Multiple articles were printed in state-run papers like the Economic Information Daily, saying that children and teenagers had become addicted to online gaming, and it was having a negative impact on them, especially in terms of education and finding ‘romantic partners’. These articles cited games like Tencent’s massively popular Honor of Kings, saying that students were playing for up to eight hours a day and that the industry needed to be curbed.
From the online government sponsored article: “No industry, no sport, can be allowed to develop in a way that will destroy a generation,” it said, before going on to compare online games to “spiritual opium.” With this shift in public opinion and the government cracking down on them, stock prices have started to fall. One of the crackdowns also included Tencent being ordered to end exclusive music licensing deals with record labels from around the world. Maybe the Chinese government is right to do this, considering that Tencent controls around 80% of China’s music streaming rights.

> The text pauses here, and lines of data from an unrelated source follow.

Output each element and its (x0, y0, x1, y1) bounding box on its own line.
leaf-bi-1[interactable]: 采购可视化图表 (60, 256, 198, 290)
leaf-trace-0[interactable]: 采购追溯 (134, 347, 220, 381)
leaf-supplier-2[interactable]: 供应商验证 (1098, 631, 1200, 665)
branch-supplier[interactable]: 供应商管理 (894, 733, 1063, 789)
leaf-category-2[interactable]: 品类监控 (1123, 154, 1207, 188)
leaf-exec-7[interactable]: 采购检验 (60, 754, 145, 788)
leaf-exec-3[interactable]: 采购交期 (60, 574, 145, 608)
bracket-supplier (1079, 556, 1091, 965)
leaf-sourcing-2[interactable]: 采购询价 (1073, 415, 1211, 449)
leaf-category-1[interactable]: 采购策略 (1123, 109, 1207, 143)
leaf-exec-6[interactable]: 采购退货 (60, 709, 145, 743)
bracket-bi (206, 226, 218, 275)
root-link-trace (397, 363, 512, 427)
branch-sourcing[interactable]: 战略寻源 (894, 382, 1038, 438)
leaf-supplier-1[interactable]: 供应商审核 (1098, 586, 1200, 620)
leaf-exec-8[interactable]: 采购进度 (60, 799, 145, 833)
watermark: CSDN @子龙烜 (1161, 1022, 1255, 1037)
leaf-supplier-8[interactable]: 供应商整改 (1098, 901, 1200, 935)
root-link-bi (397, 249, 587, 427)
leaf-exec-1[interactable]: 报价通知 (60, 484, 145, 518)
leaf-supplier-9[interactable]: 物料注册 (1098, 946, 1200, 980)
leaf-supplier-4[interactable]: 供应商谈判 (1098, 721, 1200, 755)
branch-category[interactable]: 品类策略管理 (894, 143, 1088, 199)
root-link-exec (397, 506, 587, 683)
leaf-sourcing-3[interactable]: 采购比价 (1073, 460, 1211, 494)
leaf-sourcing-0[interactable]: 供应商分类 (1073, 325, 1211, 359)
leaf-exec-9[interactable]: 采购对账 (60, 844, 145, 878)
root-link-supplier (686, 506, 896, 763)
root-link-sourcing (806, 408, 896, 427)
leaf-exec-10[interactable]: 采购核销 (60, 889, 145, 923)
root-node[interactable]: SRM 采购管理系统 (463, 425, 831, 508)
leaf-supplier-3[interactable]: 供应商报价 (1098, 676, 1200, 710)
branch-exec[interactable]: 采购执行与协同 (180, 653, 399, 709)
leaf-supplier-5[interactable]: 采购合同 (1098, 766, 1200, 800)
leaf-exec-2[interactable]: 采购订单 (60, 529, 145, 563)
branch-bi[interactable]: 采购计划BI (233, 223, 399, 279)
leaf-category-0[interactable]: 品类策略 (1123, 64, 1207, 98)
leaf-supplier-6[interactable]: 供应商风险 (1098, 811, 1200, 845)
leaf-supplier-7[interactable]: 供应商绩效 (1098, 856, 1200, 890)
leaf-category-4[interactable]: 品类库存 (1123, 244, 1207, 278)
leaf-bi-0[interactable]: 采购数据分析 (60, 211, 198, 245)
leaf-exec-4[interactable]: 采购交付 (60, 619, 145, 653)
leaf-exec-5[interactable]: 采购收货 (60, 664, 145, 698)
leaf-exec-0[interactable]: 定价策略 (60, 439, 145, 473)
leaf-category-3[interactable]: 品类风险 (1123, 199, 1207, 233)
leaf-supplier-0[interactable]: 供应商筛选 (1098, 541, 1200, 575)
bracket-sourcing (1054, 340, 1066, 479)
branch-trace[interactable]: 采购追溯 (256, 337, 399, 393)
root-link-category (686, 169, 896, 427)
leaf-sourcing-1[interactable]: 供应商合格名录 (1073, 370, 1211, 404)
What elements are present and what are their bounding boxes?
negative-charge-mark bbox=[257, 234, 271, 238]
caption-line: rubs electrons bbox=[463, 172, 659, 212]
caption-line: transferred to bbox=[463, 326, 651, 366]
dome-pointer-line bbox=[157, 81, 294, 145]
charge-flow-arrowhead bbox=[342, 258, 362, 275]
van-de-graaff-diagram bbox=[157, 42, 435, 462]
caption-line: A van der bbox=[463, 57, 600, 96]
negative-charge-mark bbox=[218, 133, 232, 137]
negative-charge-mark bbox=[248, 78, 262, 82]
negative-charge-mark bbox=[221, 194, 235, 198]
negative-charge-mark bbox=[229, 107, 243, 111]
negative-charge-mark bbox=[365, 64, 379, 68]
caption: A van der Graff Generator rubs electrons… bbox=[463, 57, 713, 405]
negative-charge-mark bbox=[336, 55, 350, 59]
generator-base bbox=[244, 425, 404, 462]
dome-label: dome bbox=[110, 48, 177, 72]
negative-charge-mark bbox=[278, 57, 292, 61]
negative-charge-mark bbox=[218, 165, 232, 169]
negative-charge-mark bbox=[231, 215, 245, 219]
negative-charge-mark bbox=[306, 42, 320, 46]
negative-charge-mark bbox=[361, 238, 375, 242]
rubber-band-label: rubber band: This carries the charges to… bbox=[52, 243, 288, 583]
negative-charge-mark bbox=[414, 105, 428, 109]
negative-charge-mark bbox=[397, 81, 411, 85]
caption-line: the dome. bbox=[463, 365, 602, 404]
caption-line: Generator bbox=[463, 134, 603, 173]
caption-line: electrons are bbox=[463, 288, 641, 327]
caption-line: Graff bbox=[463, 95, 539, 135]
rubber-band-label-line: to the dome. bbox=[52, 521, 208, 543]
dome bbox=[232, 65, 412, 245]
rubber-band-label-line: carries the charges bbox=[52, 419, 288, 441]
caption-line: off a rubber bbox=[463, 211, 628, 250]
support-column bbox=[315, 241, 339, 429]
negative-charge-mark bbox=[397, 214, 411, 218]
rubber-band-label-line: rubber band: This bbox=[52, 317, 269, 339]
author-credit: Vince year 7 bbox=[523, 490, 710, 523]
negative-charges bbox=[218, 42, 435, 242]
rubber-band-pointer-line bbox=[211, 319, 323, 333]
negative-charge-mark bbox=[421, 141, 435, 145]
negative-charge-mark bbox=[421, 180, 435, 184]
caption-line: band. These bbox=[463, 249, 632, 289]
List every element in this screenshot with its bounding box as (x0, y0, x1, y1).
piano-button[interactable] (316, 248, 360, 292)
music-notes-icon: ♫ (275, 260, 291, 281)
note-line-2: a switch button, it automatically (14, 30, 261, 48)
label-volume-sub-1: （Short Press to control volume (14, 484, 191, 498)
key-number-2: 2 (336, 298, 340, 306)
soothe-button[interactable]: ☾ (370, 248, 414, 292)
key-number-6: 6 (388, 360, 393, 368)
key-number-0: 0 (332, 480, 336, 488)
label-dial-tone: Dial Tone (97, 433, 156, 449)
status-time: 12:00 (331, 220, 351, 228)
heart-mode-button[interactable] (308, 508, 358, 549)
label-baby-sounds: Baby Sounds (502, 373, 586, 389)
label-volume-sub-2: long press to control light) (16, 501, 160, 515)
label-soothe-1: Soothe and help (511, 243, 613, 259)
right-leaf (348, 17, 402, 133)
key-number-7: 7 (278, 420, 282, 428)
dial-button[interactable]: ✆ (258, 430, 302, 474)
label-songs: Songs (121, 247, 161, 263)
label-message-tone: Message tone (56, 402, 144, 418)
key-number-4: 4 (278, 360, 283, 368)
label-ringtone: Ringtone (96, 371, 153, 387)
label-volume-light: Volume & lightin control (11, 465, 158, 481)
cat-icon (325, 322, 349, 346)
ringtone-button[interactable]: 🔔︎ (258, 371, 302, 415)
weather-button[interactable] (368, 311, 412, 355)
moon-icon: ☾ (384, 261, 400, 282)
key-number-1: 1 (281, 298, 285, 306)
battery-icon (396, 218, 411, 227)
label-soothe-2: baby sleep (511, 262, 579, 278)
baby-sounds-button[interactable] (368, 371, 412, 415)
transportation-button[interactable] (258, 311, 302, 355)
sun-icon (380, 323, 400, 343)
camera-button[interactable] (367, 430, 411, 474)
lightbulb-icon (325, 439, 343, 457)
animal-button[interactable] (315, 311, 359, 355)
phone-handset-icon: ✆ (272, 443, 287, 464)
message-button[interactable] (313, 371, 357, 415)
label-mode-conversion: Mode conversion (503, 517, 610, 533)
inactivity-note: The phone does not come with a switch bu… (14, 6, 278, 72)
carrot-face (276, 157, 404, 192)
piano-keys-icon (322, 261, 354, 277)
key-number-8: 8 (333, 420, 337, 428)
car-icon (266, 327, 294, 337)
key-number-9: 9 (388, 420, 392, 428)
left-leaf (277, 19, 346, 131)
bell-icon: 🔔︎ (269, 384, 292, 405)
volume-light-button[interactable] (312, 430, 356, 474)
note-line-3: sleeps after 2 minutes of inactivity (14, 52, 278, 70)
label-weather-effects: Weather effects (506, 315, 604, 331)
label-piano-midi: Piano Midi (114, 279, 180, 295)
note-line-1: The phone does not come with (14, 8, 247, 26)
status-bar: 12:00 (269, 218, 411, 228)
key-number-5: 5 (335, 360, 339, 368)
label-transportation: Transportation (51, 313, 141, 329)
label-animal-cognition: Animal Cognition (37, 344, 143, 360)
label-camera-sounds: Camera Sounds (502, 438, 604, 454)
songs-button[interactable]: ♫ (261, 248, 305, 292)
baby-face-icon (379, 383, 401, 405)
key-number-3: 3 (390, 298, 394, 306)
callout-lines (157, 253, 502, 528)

Tencent has said that it would introduce measures to reduce the access children have to the game, and for how long they can play it, saying they also plan to apply this to all of their games in the future. Despite this, Tencent’s shares fell nearly 10%, and is only now slowly recovering from the losses. They are not the only ones to be suffering losses however, as the Chinese government has clamped down on many of the technology companies located there, including restrictions in foreign investments in the industry.
China is finally having one of their own ‘think of the children’ moments directed at video games, as we have seen in the Western world several times over the last few decades. Have a systemic problem caused by government policy that you can’t think of a way to change or fix? Blame video games. Call online games electronic drugs, and maybe, just maybe, people will forget about the problem for a little while.